Pihak Satuan Reserse Narkoba Polres Padang Lawas, Provinsi Sumatera Utara, berhasil menggagalkan upaya penyelundupan 44 kilogram ganja kering yang direncanakan akan dikirim ke Jakarta.
Pengungkapan ini terjadi setelah polisi mendapatkan informasi tentang pengiriman narkoba tersebut.
Dalam operasi ini, tiga orang pelaku berhasil ditangkap, yaitu IP (48) yang berperan sebagai bandar utama, MP (34), dan seorang remaja di bawah umur, PA (17), yang semuanya merupakan warga Desa Hutabaru Sundol, Kecamatan Sosopan, Kabupaten Padang Lawas.
Sementara itu, satu pelaku lainnya, RP, yang juga anak dari IP, berhasil melarikan diri dan kini masuk dalam daftar pencarian orang (DPO) Polres Padang Lawas.
Kapolres Padang Lawas, AKBP Dodik Yuliyanto, menjelaskan bahwa IP adalah mantan narapidana kasus narkotika yang sebelumnya bertugas mencari pembeli di Jakarta.
"Modus operandi tersangka adalah dengan membeli ganja dari Panyabungan Timur, Kabupaten Mandailing Natal, lalu menjualnya kepada pengedar di Jakarta dan sekitarnya," ungkap Dodik dalam konferensi pers yang diadakan pada Sabtu, 9 Agustus 2025.
Penangkapan terhadap para pelaku dilakukan pada Selasa pagi, 5 Agustus 2025, setelah pihak kepolisian mencurigai sebuah mobil Toyota Avanza dengan Nomor Polisi BM 1329 BH yang bergerak dari Desa Hutabaru Siundol menuju Sibuhuan.
Mobil tersebut dihentikan di jembatan Paringgonan Julu, di mana petugas menemukan 14 bungkus ganja yang dibalut plastik hitam di bagian belakang kendaraan.
"Saat ini, ketiga pelaku beserta barang bukti ganja seberat 44 kilogram telah ditahan di Polres Palas," kata Dodik. Pihak kepolisian juga terus melakukan pengejaran terhadap RP dan pihak-pihak lain yang terlibat, termasuk pembeli ganja di Jakarta.
IP dan MP dihadapkan pada tuduhan pelanggaran Pasal 114 ayat 2, subsider Pasal 111 ayat 2, serta Pasal 132 ayat 1 Undang-undang Nomor 35 Tahun 2009 mengenai Narkotika.
Mereka berpotensi menghadapi hukuman yang berat, termasuk pidana mati, penjara seumur hidup, atau penjara dengan masa hukuman minimal 6 tahun dan maksimal 20 tahun.

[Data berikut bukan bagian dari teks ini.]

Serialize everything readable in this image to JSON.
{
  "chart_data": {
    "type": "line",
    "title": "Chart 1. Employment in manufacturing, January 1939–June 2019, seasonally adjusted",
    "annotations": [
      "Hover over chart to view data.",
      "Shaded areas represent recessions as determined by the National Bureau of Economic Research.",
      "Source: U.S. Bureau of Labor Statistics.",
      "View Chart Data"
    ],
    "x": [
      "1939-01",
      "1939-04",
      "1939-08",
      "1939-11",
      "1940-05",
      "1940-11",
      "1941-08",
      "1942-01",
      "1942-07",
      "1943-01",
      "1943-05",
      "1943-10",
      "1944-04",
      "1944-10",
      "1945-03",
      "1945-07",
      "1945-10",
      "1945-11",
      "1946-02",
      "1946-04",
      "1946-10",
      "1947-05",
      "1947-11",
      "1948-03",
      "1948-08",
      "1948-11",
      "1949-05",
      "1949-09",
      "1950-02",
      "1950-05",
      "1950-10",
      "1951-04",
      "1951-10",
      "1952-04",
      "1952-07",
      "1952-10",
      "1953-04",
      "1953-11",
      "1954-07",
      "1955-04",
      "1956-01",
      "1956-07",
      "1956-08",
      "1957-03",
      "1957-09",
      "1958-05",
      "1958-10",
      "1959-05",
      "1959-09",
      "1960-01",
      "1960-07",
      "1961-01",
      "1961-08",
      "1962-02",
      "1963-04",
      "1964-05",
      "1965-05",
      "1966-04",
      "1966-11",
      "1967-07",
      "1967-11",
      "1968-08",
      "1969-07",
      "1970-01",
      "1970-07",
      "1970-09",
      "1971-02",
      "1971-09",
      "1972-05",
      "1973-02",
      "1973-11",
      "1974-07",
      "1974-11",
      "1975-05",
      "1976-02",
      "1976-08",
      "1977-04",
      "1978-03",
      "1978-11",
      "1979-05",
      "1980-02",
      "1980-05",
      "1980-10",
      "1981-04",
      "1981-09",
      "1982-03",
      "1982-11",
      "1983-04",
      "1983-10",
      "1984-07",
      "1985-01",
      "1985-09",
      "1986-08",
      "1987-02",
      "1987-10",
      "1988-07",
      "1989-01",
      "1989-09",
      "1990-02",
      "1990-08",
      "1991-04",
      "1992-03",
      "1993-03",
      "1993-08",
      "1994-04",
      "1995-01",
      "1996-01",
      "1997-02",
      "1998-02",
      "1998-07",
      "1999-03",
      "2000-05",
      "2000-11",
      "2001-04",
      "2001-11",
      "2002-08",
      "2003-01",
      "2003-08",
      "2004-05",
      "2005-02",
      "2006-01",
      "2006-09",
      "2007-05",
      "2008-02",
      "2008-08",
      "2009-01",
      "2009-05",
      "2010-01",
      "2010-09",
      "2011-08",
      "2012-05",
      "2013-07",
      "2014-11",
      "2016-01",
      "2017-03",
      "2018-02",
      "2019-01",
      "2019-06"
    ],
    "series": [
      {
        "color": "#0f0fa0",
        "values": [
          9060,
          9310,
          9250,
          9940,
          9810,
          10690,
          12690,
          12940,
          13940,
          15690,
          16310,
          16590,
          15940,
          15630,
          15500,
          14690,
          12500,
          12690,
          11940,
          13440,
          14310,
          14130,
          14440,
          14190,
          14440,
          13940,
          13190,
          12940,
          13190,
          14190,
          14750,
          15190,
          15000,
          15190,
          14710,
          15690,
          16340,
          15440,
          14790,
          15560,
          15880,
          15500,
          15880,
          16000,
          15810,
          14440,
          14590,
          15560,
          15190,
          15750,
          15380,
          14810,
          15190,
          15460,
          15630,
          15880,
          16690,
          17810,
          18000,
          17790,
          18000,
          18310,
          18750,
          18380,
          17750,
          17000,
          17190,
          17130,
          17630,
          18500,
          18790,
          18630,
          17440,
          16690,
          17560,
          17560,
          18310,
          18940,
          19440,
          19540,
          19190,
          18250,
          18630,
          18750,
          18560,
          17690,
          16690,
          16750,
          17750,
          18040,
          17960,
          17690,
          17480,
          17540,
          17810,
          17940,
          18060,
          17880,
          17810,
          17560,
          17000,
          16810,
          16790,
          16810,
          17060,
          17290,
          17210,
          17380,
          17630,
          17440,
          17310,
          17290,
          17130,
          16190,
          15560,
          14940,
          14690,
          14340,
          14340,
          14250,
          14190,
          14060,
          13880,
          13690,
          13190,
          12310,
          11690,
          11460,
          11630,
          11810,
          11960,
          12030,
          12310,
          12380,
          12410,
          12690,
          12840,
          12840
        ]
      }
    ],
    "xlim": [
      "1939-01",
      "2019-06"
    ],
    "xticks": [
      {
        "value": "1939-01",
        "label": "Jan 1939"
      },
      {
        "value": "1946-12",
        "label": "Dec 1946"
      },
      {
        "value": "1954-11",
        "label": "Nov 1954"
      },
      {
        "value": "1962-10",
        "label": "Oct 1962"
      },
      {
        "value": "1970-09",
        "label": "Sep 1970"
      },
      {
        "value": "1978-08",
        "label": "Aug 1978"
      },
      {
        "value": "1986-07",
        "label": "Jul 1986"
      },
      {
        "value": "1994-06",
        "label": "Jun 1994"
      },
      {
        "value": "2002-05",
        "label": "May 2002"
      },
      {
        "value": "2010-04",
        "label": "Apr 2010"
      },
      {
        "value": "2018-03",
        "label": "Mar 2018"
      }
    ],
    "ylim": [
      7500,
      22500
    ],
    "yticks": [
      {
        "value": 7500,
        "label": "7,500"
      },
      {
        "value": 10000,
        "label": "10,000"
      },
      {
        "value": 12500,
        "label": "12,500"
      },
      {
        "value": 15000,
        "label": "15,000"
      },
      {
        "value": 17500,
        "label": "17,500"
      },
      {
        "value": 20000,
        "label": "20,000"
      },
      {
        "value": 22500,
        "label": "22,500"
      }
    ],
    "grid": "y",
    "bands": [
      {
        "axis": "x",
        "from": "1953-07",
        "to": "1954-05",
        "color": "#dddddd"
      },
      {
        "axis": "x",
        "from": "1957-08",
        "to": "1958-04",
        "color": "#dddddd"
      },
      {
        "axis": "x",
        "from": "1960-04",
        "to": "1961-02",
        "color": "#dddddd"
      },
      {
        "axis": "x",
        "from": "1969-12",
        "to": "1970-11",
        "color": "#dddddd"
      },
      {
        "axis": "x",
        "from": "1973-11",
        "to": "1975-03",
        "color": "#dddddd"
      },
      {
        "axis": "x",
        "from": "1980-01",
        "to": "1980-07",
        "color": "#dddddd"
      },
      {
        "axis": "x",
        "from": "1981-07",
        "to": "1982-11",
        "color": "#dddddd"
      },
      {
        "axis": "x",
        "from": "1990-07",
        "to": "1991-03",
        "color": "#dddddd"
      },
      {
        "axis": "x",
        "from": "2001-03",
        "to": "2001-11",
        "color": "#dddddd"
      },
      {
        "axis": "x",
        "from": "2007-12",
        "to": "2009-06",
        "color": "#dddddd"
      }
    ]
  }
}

Di sisi lain, PA yang masih di bawah umur akan dikenakan pasal yang sama, ditambah dengan ketentuan dalam Undang-undang Nomor 11 Tahun 2012 tentang Sistem Peradilan Pidana Anak.
"Polres Padang Lawas mengimbau masyarakat untuk selalu waspada terhadap peredaran narkoba, dan bekerja sama dengan pihak kepolisian dalam upaya pemberantasan narkotika," ungkap Dodik.